Secondly, I realised by encouraging our friends to support us, I truly was introducing them to an involvement in God’s family that they might have otherwise missed. It was about God’s children working together, each dependent on the other, to see God’s plan fulfilled in the lives not only of the givers and receivers, but in the lives of those who were still outside the family.”

Francois and I were introduced to each other for business purposes in 2009. Within the first two of that six-hour long coffee appointment, we immediately shared a mutual passion for social justice, professionalism and expanding God’s kingdom through global missions. I (Leani) used to earn my living as a registered architect and had made the switch to full-time vocational ministry in 2004. Up until four months ago, Francois was still financially sustained as a full-time trainer and management consultant.

Through a magnificent story – for another time – we were engaged three weeks later, married within two months and embarked on an adventure together with the Lord pursuing the ‘where’ and ‘how’ of His calling upon our lives as a couple. God only answered our prayers three years later. It happened at the end of 2012 while attending the Love Africa conference when Francois said yes to what we now refer to as the “Kabwe Calling”. With a single sentence he rearranged my whole world: “I am resigning at the end of this year so that we can commit to full-time service in the New Year.”

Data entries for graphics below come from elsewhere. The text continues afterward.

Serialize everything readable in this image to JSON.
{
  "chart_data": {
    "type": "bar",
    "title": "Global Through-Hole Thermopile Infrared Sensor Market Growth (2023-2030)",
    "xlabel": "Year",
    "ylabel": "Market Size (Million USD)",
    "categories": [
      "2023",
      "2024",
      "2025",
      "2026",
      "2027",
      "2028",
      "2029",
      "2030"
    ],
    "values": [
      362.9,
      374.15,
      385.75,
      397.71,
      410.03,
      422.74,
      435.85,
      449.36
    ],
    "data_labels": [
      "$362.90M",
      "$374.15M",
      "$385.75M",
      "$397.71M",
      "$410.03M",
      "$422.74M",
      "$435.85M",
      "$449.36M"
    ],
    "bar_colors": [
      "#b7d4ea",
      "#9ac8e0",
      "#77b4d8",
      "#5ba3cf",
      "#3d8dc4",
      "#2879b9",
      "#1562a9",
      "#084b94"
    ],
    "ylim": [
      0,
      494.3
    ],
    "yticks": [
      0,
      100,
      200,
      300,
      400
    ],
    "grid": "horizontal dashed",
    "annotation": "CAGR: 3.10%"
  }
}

I remember feeling at first so relieved and overwhelmed that he had finally made this courageous decision. Within seconds though, I felt my heart tighten and a voice inside my head asking: “How on earth are you going to stay alive and have a reasonable life style if he stops working?” This brings me back to today: the first day of the first month since this new season in our lives when we woke up with an empty bank account with bills to be paid. And yet, all those corny-bumper-sticker-quoted-verses spring to mind and perhaps for the first time ever, they make sense and feel REAL:

“Do not be anxious about anything, but in every situation, by prayer and petition, with thanksgiving, present your requests to God. And the peace of God, which transcends all understanding, will guard your hearts and your minds in Christ Jesus.” (Philippians 4:6,7)

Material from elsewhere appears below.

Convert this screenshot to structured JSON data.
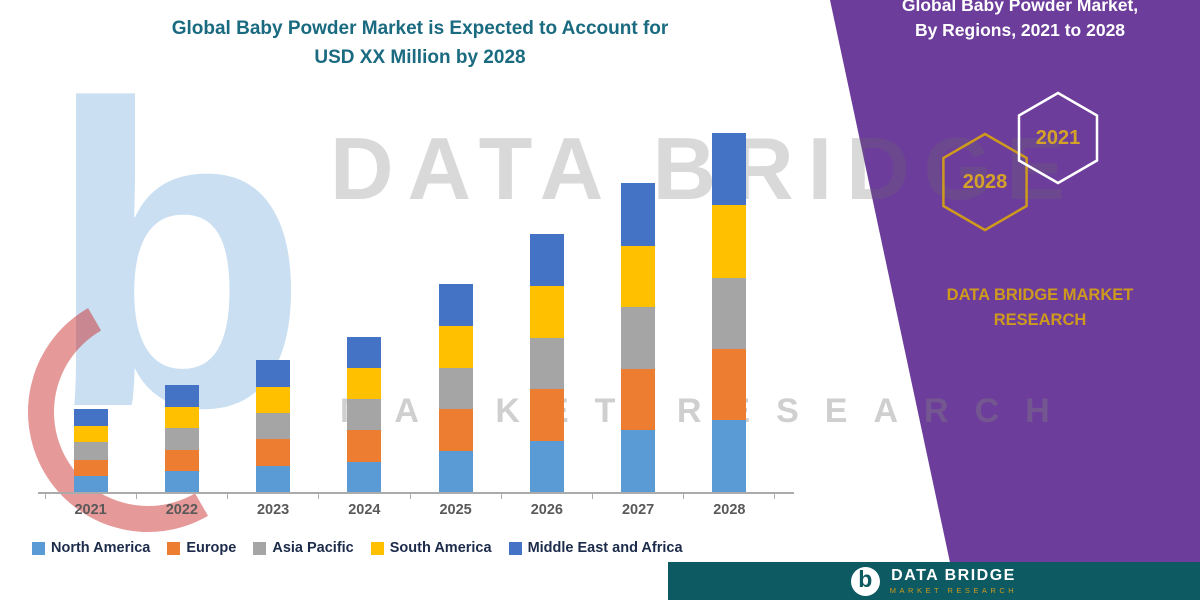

“And He has said to me, “My grace is sufficient for you, for power is perfected in weakness.” Most gladly, therefore, I will rather boast about my weaknesses, so that the power of Christ may dwell in me.” (2 Corinthians 12:9)

The more we learn from older saints through conversations, reading their books and watching them live lives of complete dependence on the Lord’s daily provision, the more we discover how much we have missed out on by thinking – in our ignorance – that when we were ‘earning’ our living, we were doing it through our own strength.

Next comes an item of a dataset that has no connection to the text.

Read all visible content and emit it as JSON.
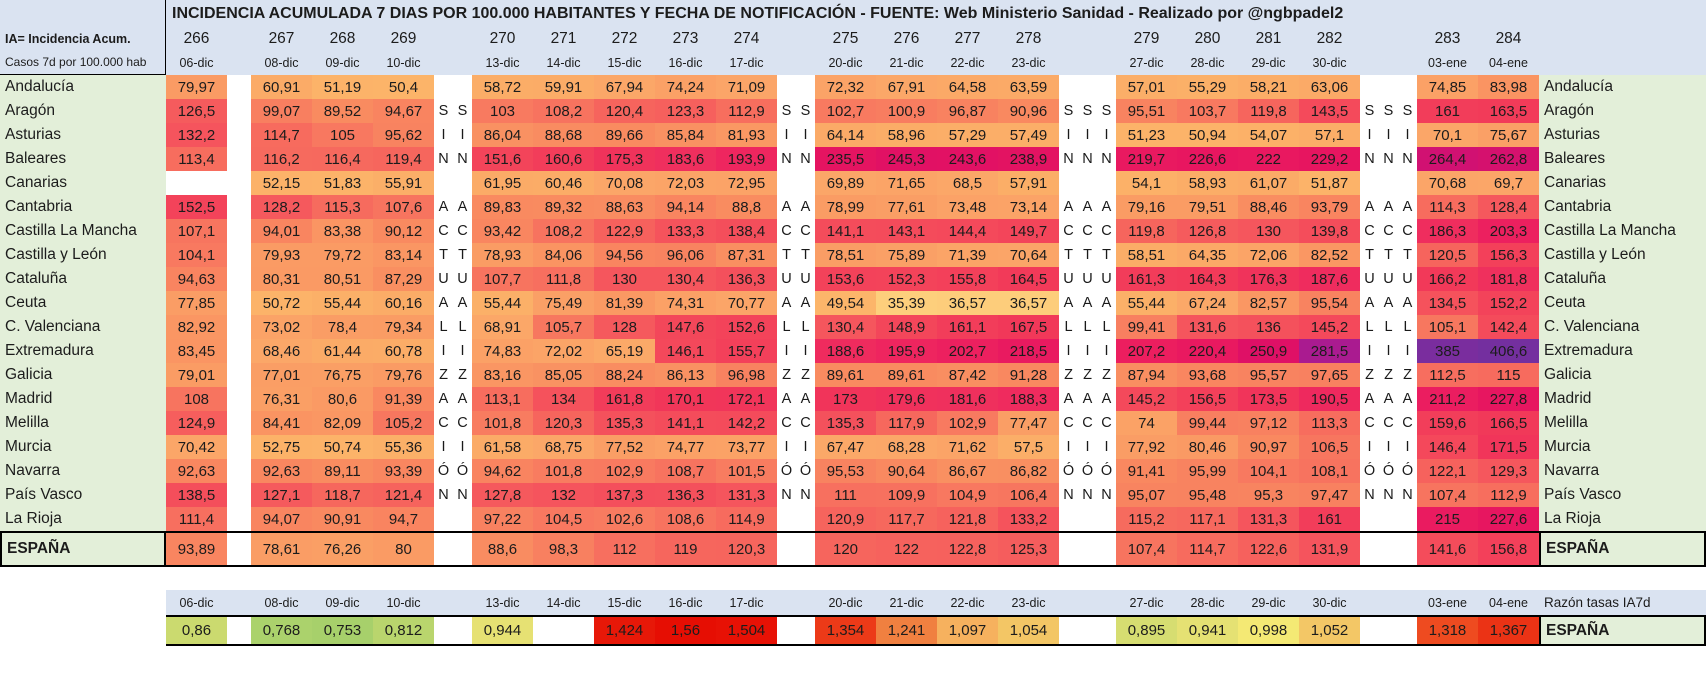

As (an almost middle-aged) lover of risks and new challenges, the beginning of this chapter of our lives is certainly the most exhilarating. As part of our global family in Christ, we pray that the gems we glean from this book might bless you too.

So whether you have been investing money, time and prayers into missions for a long time or only recently began considering it, may the next few weeks be a mind-blowing experience indeed. We pray that the Creator of the Universe will reveal more of Himself, His love for you and the eternal scope of His plan with your earthly life as we reflect together on this topic. Myles writes about the example he saw in his parents:

“ My parents were an unspectacular couple with a spectacular impact for God’s Kingdom…The whole focus of their lives was to use everything they had in the best way they could to ensure that people heard, saw and felt the love of God.”